Construction of normally biharmonic submanifolds

TL;DR

This paper investigates biharmonic submanifolds in warped product spaces, deriving conditions for tangential and normal biharmonicity based on the warping function and curvature properties.

Contribution

It provides a characterization of normally biharmonic submanifolds in warped products through differential conditions involving the warping function and Ricci curvature.

Findings

Conditions for tangential and normal biharmonicity are explicitly derived.

Relations between tension, bitension fields, and the warping function are established.

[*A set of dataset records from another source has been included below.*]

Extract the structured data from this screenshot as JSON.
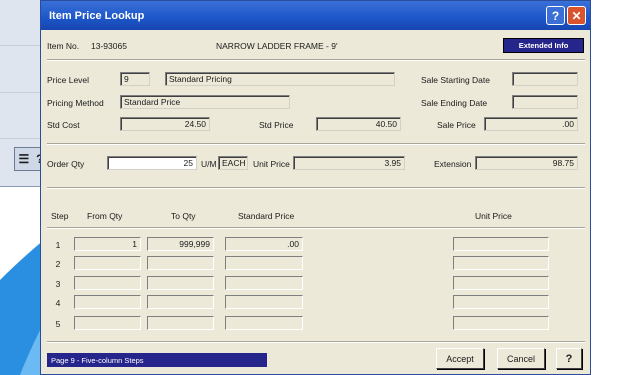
{
  "bg": {
    "help_glyph": "?",
    "list_glyph": "☰"
  },
  "window": {
    "title": "Item Price Lookup",
    "help_label": "?",
    "close_label": "✕"
  },
  "item": {
    "label": "Item No.",
    "number": "13-93065",
    "description": "NARROW LADDER FRAME - 9'",
    "extended_info_label": "Extended Info"
  },
  "pricing": {
    "price_level_label": "Price Level",
    "price_level_code": "9",
    "price_level_name": "Standard Pricing",
    "method_label": "Pricing Method",
    "method_value": "Standard Price",
    "std_cost_label": "Std Cost",
    "std_cost_value": "24.50",
    "std_price_label": "Std Price",
    "std_price_value": "40.50",
    "sale_start_label": "Sale Starting Date",
    "sale_start_value": "",
    "sale_end_label": "Sale Ending Date",
    "sale_end_value": "",
    "sale_price_label": "Sale Price",
    "sale_price_value": ".00"
  },
  "order": {
    "qty_label": "Order Qty",
    "qty_value": "25",
    "uom_label": "U/M",
    "uom_value": "EACH",
    "unit_price_label": "Unit Price",
    "unit_price_value": "3.95",
    "extension_label": "Extension",
    "extension_value": "98.75"
  },
  "grid": {
    "headers": {
      "step": "Step",
      "from": "From Qty",
      "to": "To Qty",
      "std": "Standard Price",
      "unit": "Unit Price"
    },
    "rows": [
      {
        "step": "1",
        "from": "1",
        "to": "999,999",
        "std": ".00",
        "unit": ""
      },
      {
        "step": "2",
        "from": "",
        "to": "",
        "std": "",
        "unit": ""
      },
      {
        "step": "3",
        "from": "",
        "to": "",
        "std": "",
        "unit": ""
      },
      {
        "step": "4",
        "from": "",
        "to": "",
        "std": "",
        "unit": ""
      },
      {
        "step": "5",
        "from": "",
        "to": "",
        "std": "",
        "unit": ""
      }
    ]
  },
  "status": {
    "text": "Page 9 - Five-column Steps"
  },
  "buttons": {
    "accept": "Accept",
    "cancel": "Cancel",
    "help": "?"
  }
}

Curvature conditions influence the biharmonicity of submanifolds.

Abstract

We examine biharmonic submanifolds within warped product structures. For a submanifold $(M,g)\subset (N,h)$ and a positive smooth function $f:I\to\mathbb{R}^+$, we study the inclusion $\varphi:(I\times M,\widetilde{g})\to (I\times N,\overline{h})$, where $\widetilde{g}=dt^2+f^2g$ and $\overline{h}=dt^2+f^2h$. We relate the tension and bitension fields of $\varphi$ to the warping function and the geometry of $M$. We further characterize tangentially and normally biharmonic cases via differential conditions on $f$, and interpret these conditions in terms of the Ricci curvature of $(M,g)$ and $(I\times M,\widetilde{g})$.